With deer season cranking up in South Carolina’s Lowcountry in mid-August, many outdoorsmen are trading in their fishing rods for a shot at a velvet buck, but for those who stay on the water, they’re in for some hot redfish action that many anglers overlook.
Guide Rob Bennett of Lowcountry Inshore Charters said with a shortage of shrimp for most of this year, this August should be even better than most as the late shrimp finally flood into the creeks and inlets around Charleston, John’s Island and other areas along the state’s southern coast.
“Menhaden and mud minnows are the predominant baitfish throughout much of the summer, especially this year because of the unusually low shrimp numbers. But now that the shrimp are showing up, the redfish bite really gets hot. It’s probably my favorite month to fish for them, despite the heat,” said Bennett (843-367-3777).

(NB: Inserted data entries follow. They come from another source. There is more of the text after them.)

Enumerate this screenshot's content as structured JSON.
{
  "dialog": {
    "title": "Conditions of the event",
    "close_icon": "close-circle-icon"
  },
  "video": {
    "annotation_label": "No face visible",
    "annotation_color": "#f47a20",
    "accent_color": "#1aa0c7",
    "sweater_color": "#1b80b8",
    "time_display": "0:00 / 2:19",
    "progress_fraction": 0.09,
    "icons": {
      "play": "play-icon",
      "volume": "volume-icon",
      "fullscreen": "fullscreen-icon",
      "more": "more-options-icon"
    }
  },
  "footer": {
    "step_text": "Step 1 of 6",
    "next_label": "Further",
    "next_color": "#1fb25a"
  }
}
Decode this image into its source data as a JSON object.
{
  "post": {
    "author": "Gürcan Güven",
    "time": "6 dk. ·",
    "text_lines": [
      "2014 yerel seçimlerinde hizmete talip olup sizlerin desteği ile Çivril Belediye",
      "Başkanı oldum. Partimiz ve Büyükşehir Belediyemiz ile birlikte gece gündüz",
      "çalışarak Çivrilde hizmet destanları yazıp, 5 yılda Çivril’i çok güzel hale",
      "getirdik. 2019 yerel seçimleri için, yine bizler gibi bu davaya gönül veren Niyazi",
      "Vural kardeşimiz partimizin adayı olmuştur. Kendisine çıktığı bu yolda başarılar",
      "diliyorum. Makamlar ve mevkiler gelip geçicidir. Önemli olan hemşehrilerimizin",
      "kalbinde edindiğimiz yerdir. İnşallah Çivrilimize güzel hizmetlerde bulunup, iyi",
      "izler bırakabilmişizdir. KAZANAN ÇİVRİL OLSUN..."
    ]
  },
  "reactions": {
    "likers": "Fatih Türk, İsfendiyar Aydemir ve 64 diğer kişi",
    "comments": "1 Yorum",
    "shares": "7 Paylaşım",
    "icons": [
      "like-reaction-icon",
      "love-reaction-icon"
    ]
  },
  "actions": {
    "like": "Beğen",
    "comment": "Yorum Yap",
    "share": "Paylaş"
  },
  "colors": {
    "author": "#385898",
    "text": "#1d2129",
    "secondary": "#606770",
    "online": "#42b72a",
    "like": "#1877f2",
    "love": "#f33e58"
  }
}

Bennett suggests hooking a live shrimp on a 1/0 Kahle hook under a popping cork with a 2-foot leader of 30-pound fluorocarbon, then casting it around oyster beds. He said it’s especially effective on the incoming tide. He uses 7-foot,medium to medium-light spinning rods with 2000 to 3000 class reels.
With plenty of oyster shells in these areas, Bennett said anglers can narrow down some of the best spots by keeping one thing in mind. As the tide starts to come in, he said finding an inlet with a long, sandy bank, then focusing on the first set of oysters you see is a good bet. But don’t get too close to these oysters. As the tide comes in, the redfish will flock to these shelly areas, and they can be a little wary.
“I like to anchor down about 30 feet away from that first set of oysters after the sandy bank and cast to the shells. You can let your cork float along, then pop it back toward the boat as you reel,” he said. “And as the tide comes in, you can change your depth quickly if you’re using a clip-on popping cork instead of a fixed one. Once the bite turns on, you’re not going to want to waste time re-tying just to adjust your depth.”
While the bite is hot, Bennett said many of these fish are in the lower range of the slot, so he advises anglers looking to take a fish or two home for dinner shouldn’t put the first keeper in the box. With patience, anglers can take home some upper-slot sized fish as long as their limit isn’t already on ice.